In connection with the attempt of the Iranian Government to deny the facts mentioned in the Soviet note of January 31 as stated in the Iranian note,2 the Soviet Government must point out that in the year 1941 the Iranian Government also tried to deny the existence of foreign agents in Iran whose activities were directed against the Soviet Union, although these activities were apparent to all.

The claim of the Iranian Government that “the Americans have not monopolized the right to occupy key military posts in Iran” is also contrary to fact. Furthermore this claim of the Iranian Government is contrary to Article 24 of the American agreement which says “during the time this agreement is in force or in case of its renewal, the Iranian [Page 126] Government will not allow the nationals of any other foreign governments to enter the Iranian army unless this is specifically agreed to by the American and the Iranian Governments”.

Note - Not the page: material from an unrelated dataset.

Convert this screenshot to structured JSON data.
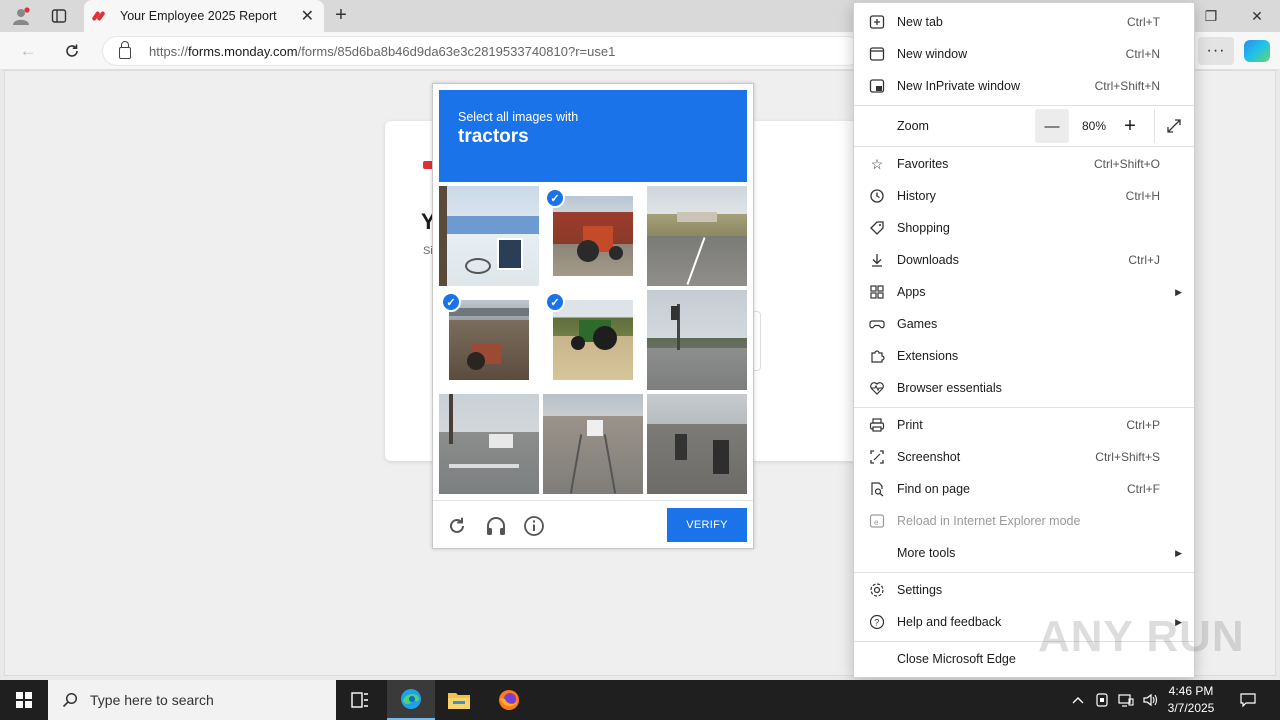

The Soviet Government considers as an injurious fairy tale and rejects the statements of the Iranian Government which allege that the Soviet authorities have had any part in the Azerbaijan affair, the causes for which affair must be sought in the internal policy of the Iranian Government. But regarding that part of the note, according to which the Iranian Government says that the Soviet Union has given refuge to Iranian subjects who because of their democratic convictions and by reason of their defense of democracy and progress were being persecuted by the Iranian Government, the Soviet Government rejects these charges as being entirely without foundation. The right of giving refuge to foreign subjects who for defending the interest of the world’s laboring class or for scientific activities or for fighting for the national freedom of their particular countries are being persecuted, has been provided for in the constitution of the U.S.S.R. and is being observed by the Soviet Union.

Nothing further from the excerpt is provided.